England victory one for the part-timers
ENGLAND qualified for the World Cup last night.
But those people around you in the pub jumping up and down – they are not real football fans.
Football is a tribal game.
Manchester United fans hate Liverpool fans, Tottenham fans hate Arsenal fans, everybody hates Leeds fans.
Many goings-on in last night’s match were a bit odd.
Slaven Bilic attempting to wear an earring and still be a respectable international manager.
Fabio Capello giggling after Wayne Rooney scored England’s fifth goal, then remembering to put his default straight face back on.
Steve McManaman forgetting he is not on Setanta anymore and rocking the waistcoat on terrestrial TV.

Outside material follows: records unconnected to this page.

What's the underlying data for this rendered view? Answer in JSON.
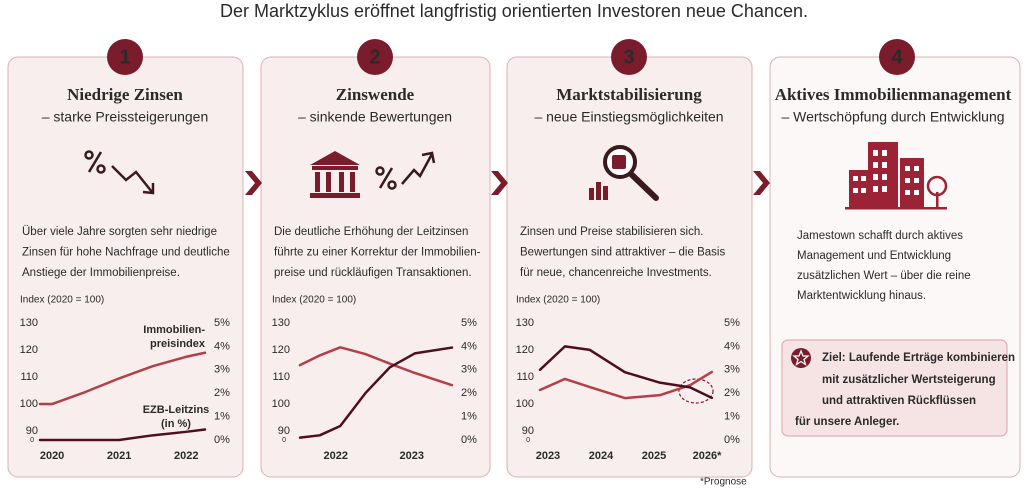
{
  "title": "Der Marktzyklus eröffnet langfristig orientierten Investoren neue Chancen.",
  "panels": [
    {
      "number": "1",
      "heading": "Niedrige Zinsen",
      "subheading": "– starke Preissteigerungen",
      "body": [
        "Über viele Jahre sorgten sehr niedrige",
        "Zinsen für hohe Nachfrage und deutliche",
        "Anstiege der Immobilienpreise."
      ],
      "chart": {
        "type": "line",
        "y_label": "Index (2020 = 100)",
        "x": [
          2019.82,
          2020,
          2020.5,
          2021,
          2021.5,
          2022,
          2022.28
        ],
        "xlim": [
          2019.82,
          2022.28
        ],
        "xticks": [
          2020,
          2021,
          2022
        ],
        "ylim": [
          86.7,
          130
        ],
        "yticks": [
          90,
          100,
          110,
          120,
          130
        ],
        "y_break_label": "0",
        "y2lim": [
          0,
          5
        ],
        "y2ticks": [
          {
            "value": 0,
            "label": "0%"
          },
          {
            "value": 1,
            "label": "1%"
          },
          {
            "value": 2,
            "label": "2%"
          },
          {
            "value": 3,
            "label": "3%"
          },
          {
            "value": 4,
            "label": "4%"
          },
          {
            "value": 5,
            "label": "5%"
          }
        ],
        "series": [
          {
            "label_lines": [
              "Immobilien-",
              "preisindex"
            ],
            "color": "#b2404a",
            "values": [
              100,
              100,
              104.5,
              109.5,
              114,
              117.5,
              119
            ]
          },
          {
            "label_lines": [
              "EZB-Leitzins",
              "(in %)"
            ],
            "color": "#4d0f1f",
            "axis": "y2",
            "values": [
              0,
              0,
              0,
              0,
              0.2,
              0.35,
              0.45
            ]
          }
        ]
      }
    },
    {
      "number": "2",
      "heading": "Zinswende",
      "subheading": "– sinkende Bewertungen",
      "body": [
        "Die deutliche Erhöhung der Leitzinsen",
        "führte zu einer Korrektur der Immobilien-",
        "preise und rückläufigen Transaktionen."
      ],
      "chart": {
        "type": "line",
        "y_label": "Index (2020 = 100)",
        "x": [
          2021.53,
          2021.79,
          2022.06,
          2022.39,
          2022.71,
          2023.04,
          2023.53
        ],
        "xlim": [
          2021.53,
          2023.53
        ],
        "xticks": [
          2022,
          2023
        ],
        "ylim": [
          86.7,
          130
        ],
        "yticks": [
          90,
          100,
          110,
          120,
          130
        ],
        "y_break_label": "0",
        "y2lim": [
          0,
          5
        ],
        "y2ticks": [
          {
            "value": 0,
            "label": "0%"
          },
          {
            "value": 1,
            "label": "1%"
          },
          {
            "value": 2,
            "label": "2%"
          },
          {
            "value": 3,
            "label": "3%"
          },
          {
            "value": 4,
            "label": "4%"
          },
          {
            "value": 5,
            "label": "5%"
          }
        ],
        "series": [
          {
            "color": "#b2404a",
            "values": [
              114.4,
              118,
              121,
              118.5,
              115,
              111.5,
              107
            ]
          },
          {
            "color": "#4d0f1f",
            "axis": "y2",
            "values": [
              0.1,
              0.2,
              0.6,
              2.0,
              3.1,
              3.7,
              3.95
            ]
          }
        ]
      }
    },
    {
      "number": "3",
      "heading": "Marktstabilisierung",
      "subheading": "– neue Einstiegsmöglichkeiten",
      "body": [
        "Zinsen und Preise stabilisieren sich.",
        "Bewertungen sind attraktiver – die Basis",
        "für neue, chancenreiche Investments."
      ],
      "chart": {
        "type": "line",
        "y_label": "Index (2020 = 100)",
        "x": [
          2022.85,
          2023.32,
          2023.79,
          2024.45,
          2025.11,
          2025.68,
          2026.09
        ],
        "xlim": [
          2022.85,
          2026.15
        ],
        "xticks": [
          2023,
          2024,
          2025,
          {
            "value": 2026,
            "label": "2026*"
          }
        ],
        "ylim": [
          86.7,
          130
        ],
        "yticks": [
          90,
          100,
          110,
          120,
          130
        ],
        "y_break_label": "0",
        "y2lim": [
          0,
          5
        ],
        "y2ticks": [
          {
            "value": 0,
            "label": "0%"
          },
          {
            "value": 1,
            "label": "1%"
          },
          {
            "value": 2,
            "label": "2%"
          },
          {
            "value": 3,
            "label": "3%"
          },
          {
            "value": 4,
            "label": "4%"
          },
          {
            "value": 5,
            "label": "5%"
          }
        ],
        "series": [
          {
            "color": "#b2404a",
            "values": [
              105.2,
              109.3,
              106.3,
              102.2,
              103.3,
              107,
              111.9
            ]
          },
          {
            "color": "#4d0f1f",
            "axis": "y2",
            "values": [
              3.0,
              4.0,
              3.85,
              2.9,
              2.45,
              2.25,
              1.8
            ]
          }
        ]
      }
    },
    {
      "number": "4",
      "heading": "Aktives Immobilienmanagement",
      "subheading": "– Wertschöpfung durch Entwicklung",
      "body": [
        "Jamestown schafft durch aktives",
        "Management und Entwicklung",
        "zusätzlichen Wert – über die reine",
        "Marktentwicklung hinaus."
      ],
      "goal": [
        "Ziel: Laufende Erträge kombinieren",
        "mit zusätzlicher Wertsteigerung",
        "und attraktiven Rückflüssen",
        "für unsere Anleger."
      ]
    }
  ],
  "footnote": "*Prognose"
}
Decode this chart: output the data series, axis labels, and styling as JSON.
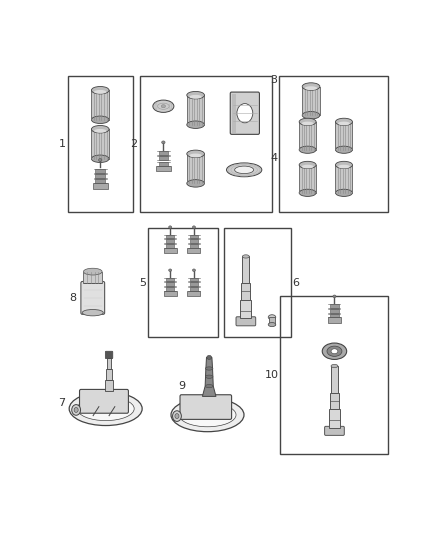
{
  "background_color": "#ffffff",
  "border_color": "#444444",
  "text_color": "#333333",
  "part_color": "#555555",
  "fig_width": 4.38,
  "fig_height": 5.33,
  "dpi": 100
}
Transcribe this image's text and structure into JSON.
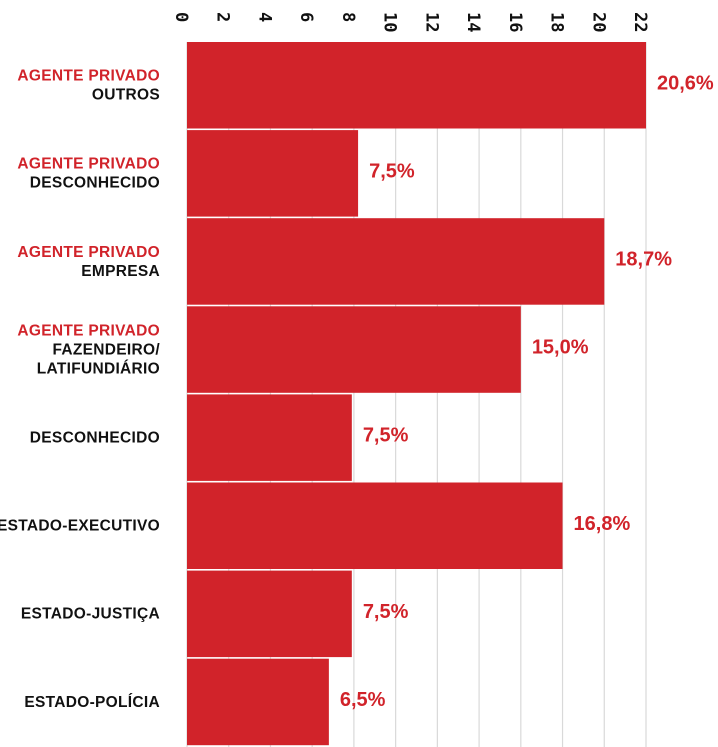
{
  "colors": {
    "bar": "#d1232a",
    "accent_text": "#d1232a",
    "text": "#111111",
    "grid": "#d9d9d9"
  },
  "chart_data": {
    "type": "bar",
    "orientation": "horizontal",
    "categories": [
      [
        "AGENTE PRIVADO",
        "OUTROS"
      ],
      [
        "AGENTE PRIVADO",
        "DESCONHECIDO"
      ],
      [
        "AGENTE PRIVADO",
        "EMPRESA"
      ],
      [
        "AGENTE PRIVADO",
        "FAZENDEIRO/",
        "LATIFUNDIÁRIO"
      ],
      [
        "DESCONHECIDO"
      ],
      [
        "ESTADO-EXECUTIVO"
      ],
      [
        "ESTADO-JUSTIÇA"
      ],
      [
        "ESTADO-POLÍCIA"
      ]
    ],
    "values": [
      20.6,
      7.5,
      18.7,
      15.0,
      7.5,
      16.8,
      7.5,
      6.5
    ],
    "bar_extents": [
      22.0,
      8.2,
      20.0,
      16.0,
      7.9,
      18.0,
      7.9,
      6.8
    ],
    "value_labels": [
      "20,6%",
      "7,5%",
      "18,7%",
      "15,0%",
      "7,5%",
      "16,8%",
      "7,5%",
      "6,5%"
    ],
    "xticks": [
      0,
      2,
      4,
      6,
      8,
      10,
      12,
      14,
      16,
      18,
      20,
      22
    ],
    "xlim": [
      0,
      22
    ],
    "xaxis_position": "top",
    "tick_label_rotation": "vertical",
    "grid": true,
    "legend": "none"
  }
}
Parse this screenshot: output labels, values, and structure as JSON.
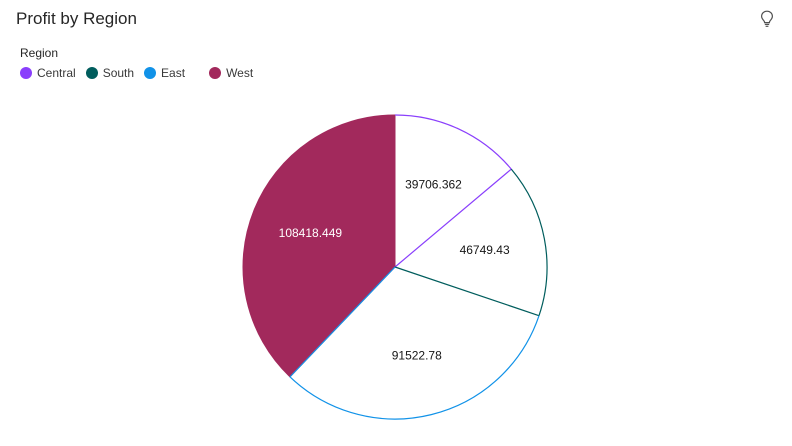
{
  "header": {
    "title": "Profit by Region",
    "insight_icon": "lightbulb-icon"
  },
  "legend": {
    "title": "Region"
  },
  "chart_data": {
    "type": "pie",
    "title": "Profit by Region",
    "legend_title": "Region",
    "legend_position": "top-left",
    "categories": [
      "Central",
      "South",
      "East",
      "West"
    ],
    "values": [
      39706.362,
      46749.43,
      91522.78,
      108418.449
    ],
    "labels": [
      "39706.362",
      "46749.43",
      "91522.78",
      "108418.449"
    ],
    "colors": [
      "#8a3ffc",
      "#005d5d",
      "#1192e8",
      "#a2295c"
    ],
    "filled": [
      false,
      false,
      false,
      true
    ]
  }
}
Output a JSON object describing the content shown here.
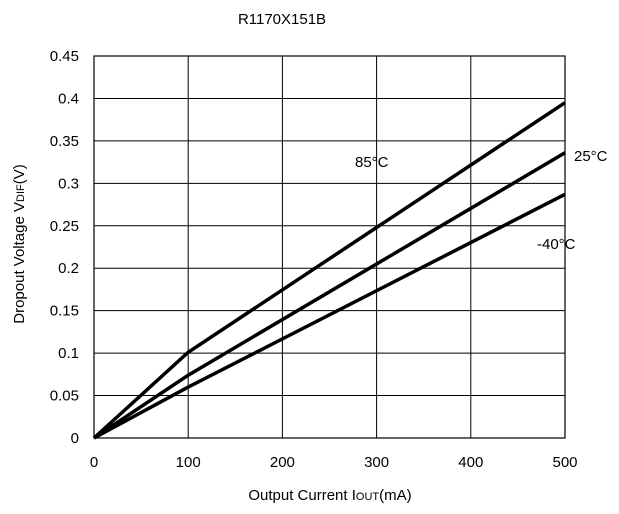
{
  "chart_data": {
    "type": "line",
    "title": "R1170X151B",
    "xlabel": {
      "main": "Output Current I",
      "sub": "OUT",
      "unit": "(mA)"
    },
    "ylabel": {
      "main": "Dropout Voltage V",
      "sub": "DIF",
      "unit": "(V)"
    },
    "xlim": [
      0,
      500
    ],
    "ylim": [
      0,
      0.45
    ],
    "x_ticks": [
      "0",
      "100",
      "200",
      "300",
      "400",
      "500"
    ],
    "y_ticks": [
      "0",
      "0.05",
      "0.1",
      "0.15",
      "0.2",
      "0.25",
      "0.3",
      "0.35",
      "0.4",
      "0.45"
    ],
    "grid": true,
    "series": [
      {
        "name": "85°C",
        "x": [
          0,
          100,
          500
        ],
        "y": [
          0,
          0.101,
          0.395
        ]
      },
      {
        "name": "25°C",
        "x": [
          0,
          100,
          500
        ],
        "y": [
          0,
          0.074,
          0.336
        ]
      },
      {
        "name": "-40°C",
        "x": [
          0,
          100,
          500
        ],
        "y": [
          0,
          0.06,
          0.287
        ]
      }
    ]
  }
}
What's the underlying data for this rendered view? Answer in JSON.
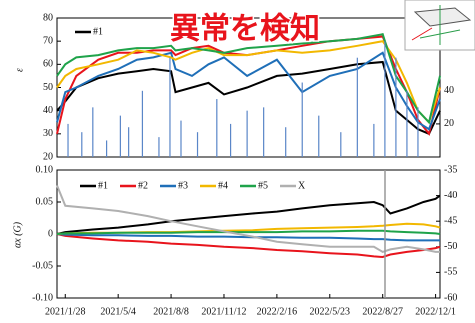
{
  "chart_data": [
    {
      "type": "line",
      "ylabel": "ε",
      "annotation": "異常を検知",
      "xlim": [
        -15,
        680
      ],
      "ylim": [
        20,
        80
      ],
      "yticks": [
        20,
        30,
        40,
        50,
        60,
        70,
        80
      ],
      "y2lim": [
        0,
        84
      ],
      "y2ticks": [
        20,
        40
      ],
      "x": [
        -15,
        0,
        20,
        60,
        96,
        130,
        160,
        192,
        200,
        230,
        260,
        288,
        330,
        384,
        430,
        480,
        530,
        576,
        600,
        620,
        640,
        660,
        680
      ],
      "series": [
        {
          "name": "#1",
          "color": "#000000",
          "values": [
            40,
            44,
            50,
            54,
            56,
            57,
            58,
            57,
            48,
            50,
            52,
            47,
            50,
            55,
            56,
            58,
            60,
            61,
            40,
            36,
            32,
            30,
            40
          ]
        },
        {
          "color": "#e8141c",
          "values": [
            30,
            45,
            55,
            62,
            65,
            65,
            66,
            66,
            64,
            67,
            68,
            65,
            64,
            66,
            68,
            70,
            71,
            72,
            58,
            48,
            36,
            30,
            50
          ]
        },
        {
          "color": "#1f6fb8",
          "values": [
            35,
            48,
            50,
            55,
            58,
            62,
            63,
            65,
            58,
            55,
            60,
            63,
            55,
            62,
            48,
            55,
            58,
            65,
            50,
            42,
            35,
            32,
            45
          ]
        },
        {
          "color": "#f2b800",
          "values": [
            50,
            55,
            58,
            60,
            62,
            66,
            65,
            63,
            62,
            65,
            67,
            64,
            64,
            66,
            65,
            66,
            68,
            70,
            62,
            52,
            40,
            35,
            50
          ]
        },
        {
          "color": "#1fa34a",
          "values": [
            55,
            60,
            63,
            64,
            66,
            67,
            67,
            68,
            66,
            67,
            66,
            65,
            67,
            68,
            69,
            70,
            71,
            73,
            55,
            48,
            40,
            35,
            55
          ]
        },
        {
          "type": "bar",
          "axis": "y2",
          "color": "#5a86c8",
          "x": [
            5,
            30,
            50,
            75,
            100,
            115,
            140,
            170,
            190,
            210,
            240,
            275,
            300,
            330,
            360,
            400,
            430,
            460,
            500,
            530,
            560,
            580,
            600,
            620,
            640
          ],
          "values": [
            20,
            15,
            30,
            10,
            25,
            18,
            40,
            12,
            60,
            22,
            15,
            35,
            20,
            28,
            30,
            18,
            45,
            25,
            15,
            60,
            20,
            70,
            60,
            40,
            30
          ]
        }
      ]
    },
    {
      "type": "line",
      "ylabel": "αx (G)",
      "xlim": [
        -15,
        680
      ],
      "xticks": [
        {
          "value": 0,
          "label": "2021/1/28"
        },
        {
          "value": 96,
          "label": "2021/5/4"
        },
        {
          "value": 192,
          "label": "2021/8/8"
        },
        {
          "value": 288,
          "label": "2021/11/12"
        },
        {
          "value": 384,
          "label": "2022/2/16"
        },
        {
          "value": 480,
          "label": "2022/5/23"
        },
        {
          "value": 576,
          "label": "2022/8/27"
        },
        {
          "value": 672,
          "label": "2022/12/1"
        }
      ],
      "ylim": [
        -0.1,
        0.1
      ],
      "yticks": [
        {
          "value": -0.1,
          "label": "-0.10"
        },
        -0.05,
        0,
        0.05,
        {
          "value": 0.1,
          "label": "0.10"
        }
      ],
      "y2lim": [
        -60,
        -35
      ],
      "y2ticks": [
        -60,
        -55,
        -50,
        -45,
        -40,
        -35
      ],
      "x": [
        -15,
        0,
        50,
        96,
        150,
        192,
        240,
        288,
        340,
        384,
        430,
        480,
        530,
        560,
        576,
        590,
        620,
        650,
        672,
        680
      ],
      "series": [
        {
          "name": "#1",
          "color": "#000000",
          "values": [
            0,
            0.003,
            0.007,
            0.01,
            0.015,
            0.02,
            0.024,
            0.028,
            0.032,
            0.035,
            0.04,
            0.045,
            0.048,
            0.05,
            0.045,
            0.032,
            0.04,
            0.05,
            0.055,
            0.06
          ]
        },
        {
          "name": "#2",
          "color": "#e8141c",
          "values": [
            0,
            -0.003,
            -0.007,
            -0.01,
            -0.012,
            -0.015,
            -0.017,
            -0.02,
            -0.022,
            -0.025,
            -0.027,
            -0.03,
            -0.032,
            -0.035,
            -0.036,
            -0.032,
            -0.028,
            -0.025,
            -0.022,
            -0.02
          ]
        },
        {
          "name": "#3",
          "color": "#1f6fb8",
          "values": [
            0,
            -0.001,
            -0.002,
            -0.002,
            -0.003,
            -0.003,
            -0.004,
            -0.004,
            -0.005,
            -0.005,
            -0.006,
            -0.006,
            -0.007,
            -0.008,
            -0.008,
            -0.009,
            -0.01,
            -0.01,
            -0.01,
            -0.01
          ]
        },
        {
          "name": "#4",
          "color": "#f2b800",
          "values": [
            0,
            0.001,
            0.002,
            0.002,
            0.003,
            0.003,
            0.004,
            0.005,
            0.006,
            0.008,
            0.009,
            0.01,
            0.011,
            0.012,
            0.013,
            0.014,
            0.016,
            0.015,
            0.012,
            0.01
          ]
        },
        {
          "name": "#5",
          "color": "#1fa34a",
          "values": [
            0,
            0.001,
            0.001,
            0.002,
            0.002,
            0.002,
            0.003,
            0.003,
            0.003,
            0.003,
            0.004,
            0.004,
            0.005,
            0.005,
            0.005,
            0.004,
            0.003,
            0.002,
            0.001,
            0
          ]
        },
        {
          "name": "X",
          "axis": "y2",
          "color": "#b0b0b0",
          "values": [
            -38,
            -42,
            -42.5,
            -43,
            -44,
            -45,
            -46,
            -47,
            -48,
            -49,
            -49.5,
            -50,
            -50,
            -50,
            -51,
            -50.5,
            -50,
            -50.5,
            -51,
            -51
          ]
        }
      ]
    }
  ]
}
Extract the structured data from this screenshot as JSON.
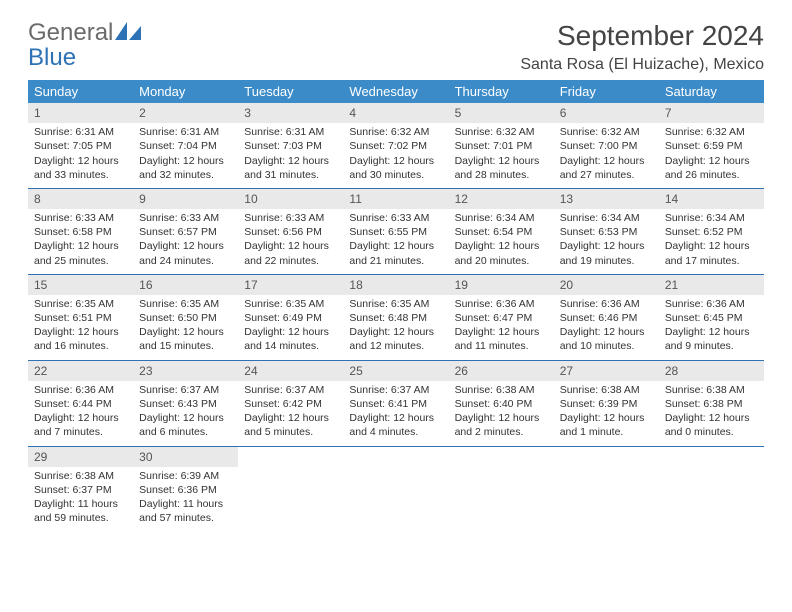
{
  "logo": {
    "text_gray": "General",
    "text_blue": "Blue"
  },
  "header": {
    "month_title": "September 2024",
    "location": "Santa Rosa (El Huizache), Mexico"
  },
  "colors": {
    "header_bg": "#3b8bc9",
    "header_text": "#ffffff",
    "border": "#2d72b5",
    "daynum_bg": "#e9e9e9",
    "text": "#333333"
  },
  "day_headers": [
    "Sunday",
    "Monday",
    "Tuesday",
    "Wednesday",
    "Thursday",
    "Friday",
    "Saturday"
  ],
  "weeks": [
    [
      {
        "n": "1",
        "sr": "6:31 AM",
        "ss": "7:05 PM",
        "dl": "12 hours and 33 minutes."
      },
      {
        "n": "2",
        "sr": "6:31 AM",
        "ss": "7:04 PM",
        "dl": "12 hours and 32 minutes."
      },
      {
        "n": "3",
        "sr": "6:31 AM",
        "ss": "7:03 PM",
        "dl": "12 hours and 31 minutes."
      },
      {
        "n": "4",
        "sr": "6:32 AM",
        "ss": "7:02 PM",
        "dl": "12 hours and 30 minutes."
      },
      {
        "n": "5",
        "sr": "6:32 AM",
        "ss": "7:01 PM",
        "dl": "12 hours and 28 minutes."
      },
      {
        "n": "6",
        "sr": "6:32 AM",
        "ss": "7:00 PM",
        "dl": "12 hours and 27 minutes."
      },
      {
        "n": "7",
        "sr": "6:32 AM",
        "ss": "6:59 PM",
        "dl": "12 hours and 26 minutes."
      }
    ],
    [
      {
        "n": "8",
        "sr": "6:33 AM",
        "ss": "6:58 PM",
        "dl": "12 hours and 25 minutes."
      },
      {
        "n": "9",
        "sr": "6:33 AM",
        "ss": "6:57 PM",
        "dl": "12 hours and 24 minutes."
      },
      {
        "n": "10",
        "sr": "6:33 AM",
        "ss": "6:56 PM",
        "dl": "12 hours and 22 minutes."
      },
      {
        "n": "11",
        "sr": "6:33 AM",
        "ss": "6:55 PM",
        "dl": "12 hours and 21 minutes."
      },
      {
        "n": "12",
        "sr": "6:34 AM",
        "ss": "6:54 PM",
        "dl": "12 hours and 20 minutes."
      },
      {
        "n": "13",
        "sr": "6:34 AM",
        "ss": "6:53 PM",
        "dl": "12 hours and 19 minutes."
      },
      {
        "n": "14",
        "sr": "6:34 AM",
        "ss": "6:52 PM",
        "dl": "12 hours and 17 minutes."
      }
    ],
    [
      {
        "n": "15",
        "sr": "6:35 AM",
        "ss": "6:51 PM",
        "dl": "12 hours and 16 minutes."
      },
      {
        "n": "16",
        "sr": "6:35 AM",
        "ss": "6:50 PM",
        "dl": "12 hours and 15 minutes."
      },
      {
        "n": "17",
        "sr": "6:35 AM",
        "ss": "6:49 PM",
        "dl": "12 hours and 14 minutes."
      },
      {
        "n": "18",
        "sr": "6:35 AM",
        "ss": "6:48 PM",
        "dl": "12 hours and 12 minutes."
      },
      {
        "n": "19",
        "sr": "6:36 AM",
        "ss": "6:47 PM",
        "dl": "12 hours and 11 minutes."
      },
      {
        "n": "20",
        "sr": "6:36 AM",
        "ss": "6:46 PM",
        "dl": "12 hours and 10 minutes."
      },
      {
        "n": "21",
        "sr": "6:36 AM",
        "ss": "6:45 PM",
        "dl": "12 hours and 9 minutes."
      }
    ],
    [
      {
        "n": "22",
        "sr": "6:36 AM",
        "ss": "6:44 PM",
        "dl": "12 hours and 7 minutes."
      },
      {
        "n": "23",
        "sr": "6:37 AM",
        "ss": "6:43 PM",
        "dl": "12 hours and 6 minutes."
      },
      {
        "n": "24",
        "sr": "6:37 AM",
        "ss": "6:42 PM",
        "dl": "12 hours and 5 minutes."
      },
      {
        "n": "25",
        "sr": "6:37 AM",
        "ss": "6:41 PM",
        "dl": "12 hours and 4 minutes."
      },
      {
        "n": "26",
        "sr": "6:38 AM",
        "ss": "6:40 PM",
        "dl": "12 hours and 2 minutes."
      },
      {
        "n": "27",
        "sr": "6:38 AM",
        "ss": "6:39 PM",
        "dl": "12 hours and 1 minute."
      },
      {
        "n": "28",
        "sr": "6:38 AM",
        "ss": "6:38 PM",
        "dl": "12 hours and 0 minutes."
      }
    ],
    [
      {
        "n": "29",
        "sr": "6:38 AM",
        "ss": "6:37 PM",
        "dl": "11 hours and 59 minutes."
      },
      {
        "n": "30",
        "sr": "6:39 AM",
        "ss": "6:36 PM",
        "dl": "11 hours and 57 minutes."
      },
      null,
      null,
      null,
      null,
      null
    ]
  ],
  "labels": {
    "sunrise": "Sunrise:",
    "sunset": "Sunset:",
    "daylight": "Daylight:"
  }
}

But it is the idea that football fans can unite behind one team, and each other’s players, that is most flawed.
It is impossible to be a football fan- a real, end-of-the-world-if-you-lose, Darlington-away-on-a-wet-Tuesday, football fan – and not support a club, a club that means more to you than close family members.
Supporters of lower league clubs will always be asked if they also follow a Premier League alternative.
A real football fan will always answer no.
And so it is with England.
A real football fan will always pick the fortunes of their club ahead of the fortunes of their national team.
Millions of fans all over the nation would sacrifice England’s World Cup qualification for their own club winning the league/promotion/avoiding relegation (delete where applicable) this season.
And that is exactly how it should be.